I am working on the following homework exercise:

Let $G = (V,E)$ be an undirected graph and $c: E \rightarrow \mathbb{R}$ it's cost function. Further let $T = (V,E')$ be a spanning tree in G.

I need to show the equivalence of the following statements:

  1. $T$ is a MST.
  2. For all $e = \{x,y\} \in E \setminus E'$ holds: No edge of the (unique) path from $x$ to $y$ has a higher cost than $e$.
  3. For all $e \in E'$ holds: Let $C$ one of the two connected components of $T-e$, then $e$ is an edge with minimal weight in $\delta(V(C))$.

I have done $1) \implies 2)$ and $2) \implies 3)$, but I do not know how to prove $3) \implies 1)$. Could you give me a hint?
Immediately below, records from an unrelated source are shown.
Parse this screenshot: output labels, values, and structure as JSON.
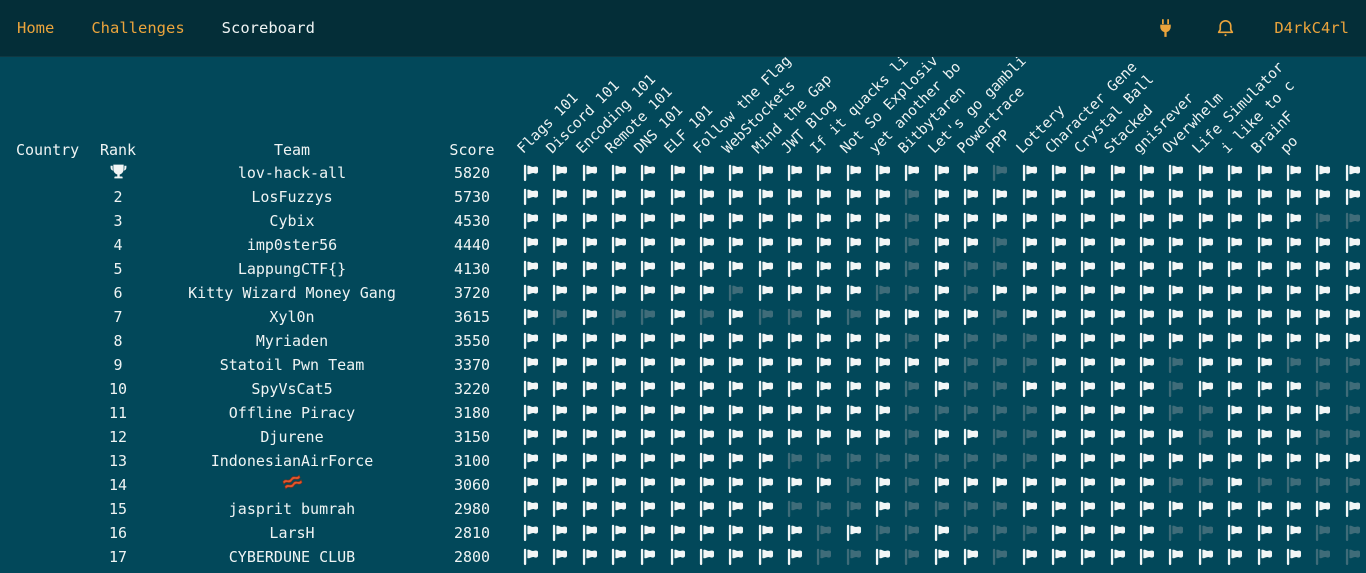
{
  "nav": {
    "links": [
      {
        "label": "Home",
        "state": "link"
      },
      {
        "label": "Challenges",
        "state": "link"
      },
      {
        "label": "Scoreboard",
        "state": "current"
      }
    ],
    "username": "D4rkC4rl"
  },
  "colors": {
    "nav_bg": "#042e38",
    "body_bg": "#02485a",
    "accent_orange": "#eba43c",
    "text_white": "#eff4f4",
    "flag_solved": "#f2f6f6",
    "flag_unsolved": "#3f6c79"
  },
  "scoreboard": {
    "column_headers": {
      "country": "Country",
      "rank": "Rank",
      "team": "Team",
      "score": "Score"
    },
    "challenges": [
      "Flags 101",
      "Discord 101",
      "Encoding 101",
      "Remote 101",
      "DNS 101",
      "ELF 101",
      "Follow the Flag",
      "WebStockets",
      "Mind the Gap",
      "JWT Blog",
      "If it quacks li",
      "Not So Explosiv",
      "yet another bo",
      "Bitbytaren",
      "Let's go gambli",
      "Powertrace",
      "PPP",
      "Lottery",
      "Character Gene",
      "Crystal Ball",
      "Stacked",
      "gnisrever",
      "Overwhelm",
      "Life Simulator",
      "i like to c",
      "BrainF",
      "po",
      "",
      ""
    ],
    "rows": [
      {
        "rank": "1",
        "rank_icon": "trophy",
        "country": "",
        "team": "lov-hack-all",
        "score": "5820",
        "solves": [
          1,
          1,
          1,
          1,
          1,
          1,
          1,
          1,
          1,
          1,
          1,
          1,
          1,
          1,
          1,
          1,
          0,
          1,
          1,
          1,
          1,
          1,
          1,
          1,
          1,
          1,
          1,
          1,
          1
        ]
      },
      {
        "rank": "2",
        "country": "",
        "team": "LosFuzzys",
        "score": "5730",
        "solves": [
          1,
          1,
          1,
          1,
          1,
          1,
          1,
          1,
          1,
          1,
          1,
          1,
          1,
          0,
          1,
          1,
          1,
          1,
          1,
          1,
          1,
          1,
          1,
          1,
          1,
          1,
          1,
          1,
          1
        ]
      },
      {
        "rank": "3",
        "country": "",
        "team": "Cybix",
        "score": "4530",
        "solves": [
          1,
          1,
          1,
          1,
          1,
          1,
          1,
          1,
          1,
          1,
          1,
          1,
          1,
          0,
          1,
          1,
          1,
          1,
          1,
          1,
          1,
          1,
          1,
          1,
          1,
          1,
          1,
          0,
          0
        ]
      },
      {
        "rank": "4",
        "country": "",
        "team": "imp0ster56",
        "score": "4440",
        "solves": [
          1,
          1,
          1,
          1,
          1,
          1,
          1,
          1,
          1,
          1,
          1,
          1,
          1,
          0,
          1,
          1,
          0,
          1,
          1,
          1,
          1,
          1,
          1,
          1,
          1,
          1,
          1,
          1,
          1
        ]
      },
      {
        "rank": "5",
        "country": "",
        "team": "LappungCTF{}",
        "score": "4130",
        "solves": [
          1,
          1,
          1,
          1,
          1,
          1,
          1,
          1,
          1,
          1,
          1,
          1,
          1,
          0,
          1,
          0,
          0,
          1,
          1,
          1,
          1,
          1,
          1,
          1,
          1,
          1,
          1,
          1,
          1
        ]
      },
      {
        "rank": "6",
        "country": "",
        "team": "Kitty Wizard Money Gang",
        "score": "3720",
        "solves": [
          1,
          1,
          1,
          1,
          1,
          1,
          1,
          0,
          1,
          1,
          1,
          1,
          0,
          0,
          1,
          0,
          1,
          1,
          1,
          1,
          1,
          1,
          1,
          1,
          1,
          1,
          1,
          1,
          1
        ]
      },
      {
        "rank": "7",
        "country": "",
        "team": "Xyl0n",
        "score": "3615",
        "solves": [
          1,
          0,
          1,
          0,
          0,
          1,
          0,
          1,
          0,
          0,
          1,
          0,
          1,
          1,
          1,
          1,
          0,
          1,
          1,
          1,
          1,
          1,
          1,
          1,
          1,
          1,
          1,
          1,
          1
        ]
      },
      {
        "rank": "8",
        "country": "",
        "team": "Myriaden",
        "score": "3550",
        "solves": [
          1,
          1,
          1,
          1,
          1,
          1,
          1,
          1,
          1,
          1,
          1,
          1,
          1,
          0,
          1,
          0,
          0,
          0,
          1,
          1,
          1,
          1,
          1,
          1,
          1,
          1,
          1,
          1,
          1
        ]
      },
      {
        "rank": "9",
        "country": "",
        "team": "Statoil Pwn Team",
        "score": "3370",
        "solves": [
          1,
          1,
          1,
          1,
          1,
          1,
          1,
          1,
          1,
          1,
          1,
          1,
          1,
          1,
          1,
          0,
          0,
          0,
          1,
          1,
          1,
          1,
          0,
          1,
          1,
          1,
          0,
          0,
          0
        ]
      },
      {
        "rank": "10",
        "country": "",
        "team": "SpyVsCat5",
        "score": "3220",
        "solves": [
          1,
          1,
          1,
          1,
          1,
          1,
          1,
          1,
          1,
          1,
          1,
          1,
          1,
          0,
          1,
          0,
          0,
          1,
          1,
          1,
          1,
          1,
          0,
          1,
          1,
          1,
          1,
          0,
          0
        ]
      },
      {
        "rank": "11",
        "country": "",
        "team": "Offline Piracy",
        "score": "3180",
        "solves": [
          1,
          1,
          1,
          1,
          1,
          1,
          1,
          1,
          1,
          1,
          1,
          1,
          1,
          0,
          0,
          0,
          0,
          0,
          1,
          1,
          1,
          1,
          0,
          0,
          1,
          1,
          1,
          1,
          0
        ]
      },
      {
        "rank": "12",
        "country": "",
        "team": "Djurene",
        "score": "3150",
        "solves": [
          1,
          1,
          1,
          1,
          1,
          1,
          1,
          1,
          1,
          1,
          1,
          1,
          1,
          0,
          1,
          1,
          0,
          0,
          1,
          1,
          1,
          1,
          1,
          0,
          1,
          1,
          1,
          0,
          0
        ]
      },
      {
        "rank": "13",
        "country": "",
        "team": "IndonesianAirForce",
        "score": "3100",
        "solves": [
          1,
          1,
          1,
          1,
          1,
          1,
          1,
          1,
          1,
          0,
          0,
          0,
          0,
          0,
          0,
          0,
          0,
          0,
          1,
          1,
          1,
          1,
          1,
          1,
          1,
          1,
          1,
          1,
          1
        ]
      },
      {
        "rank": "14",
        "country": "",
        "team": "",
        "team_icon": "bacon",
        "score": "3060",
        "solves": [
          1,
          1,
          1,
          1,
          1,
          1,
          1,
          1,
          1,
          1,
          1,
          0,
          1,
          0,
          1,
          1,
          1,
          1,
          1,
          1,
          1,
          1,
          0,
          0,
          1,
          0,
          0,
          0,
          0
        ]
      },
      {
        "rank": "15",
        "country": "",
        "team": "jasprit bumrah",
        "score": "2980",
        "solves": [
          1,
          1,
          1,
          1,
          1,
          1,
          1,
          1,
          1,
          0,
          0,
          0,
          1,
          0,
          0,
          0,
          0,
          1,
          1,
          1,
          1,
          1,
          1,
          1,
          1,
          1,
          1,
          1,
          1
        ]
      },
      {
        "rank": "16",
        "country": "",
        "team": "LarsH",
        "score": "2810",
        "solves": [
          1,
          1,
          1,
          1,
          1,
          1,
          1,
          1,
          1,
          1,
          0,
          1,
          0,
          0,
          1,
          0,
          0,
          0,
          1,
          1,
          1,
          1,
          0,
          0,
          1,
          1,
          1,
          0,
          0
        ]
      },
      {
        "rank": "17",
        "country": "",
        "team": "CYBERDUNE CLUB",
        "score": "2800",
        "solves": [
          1,
          1,
          1,
          1,
          1,
          1,
          1,
          1,
          1,
          1,
          0,
          0,
          1,
          0,
          1,
          1,
          0,
          1,
          1,
          1,
          1,
          1,
          1,
          1,
          1,
          1,
          1,
          0,
          0
        ]
      }
    ]
  }
}
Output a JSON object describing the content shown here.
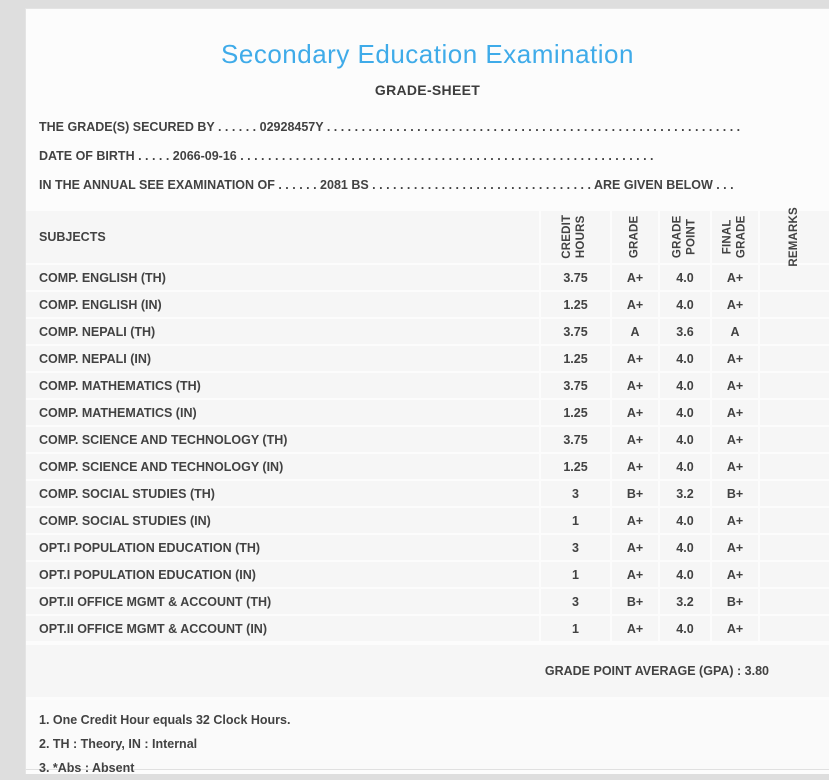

EDIT: Please note that $\delta$ refers to the cut, i.e.:

$$\delta(X) = \{ \ \{u,v\} \in E(G) : u \in X \text{ and } v \notin X \}\}$$

  • $\begingroup$ What is $\delta(V(C))$? I cannot find the definition of $\delta$ anywhere. $\endgroup$ – John L. Oct 15 '18 at 6:56
  • $\begingroup$ It is the cut: en.wikipedia.org/wiki/Cut_(graph_theory) $\endgroup$ – 3nondatur Oct 15 '18 at 6:58
  • $\begingroup$ That is what I suspected. However, as in the Wikipedia entry, a cut or a cut-set is usually specified by both vertex subsets of a partition of $V$. Do you mean the cut-set $(V(C), V\setminus V(C)$? $\endgroup$ – John L. Oct 15 '18 at 7:04
  • $\begingroup$ Yes, I will edit my question accordingly; sorry for the inconvenience. $\endgroup$ – 3nondatur Oct 15 '18 at 7:11

In order to make sure $3)\implies1)\,$ is true, let us assume that all costs of edges are different. Otherwise, there is a counterexample at Is a set of acyclic |V| - 1 light edges always a Minimum Spanning Tree?.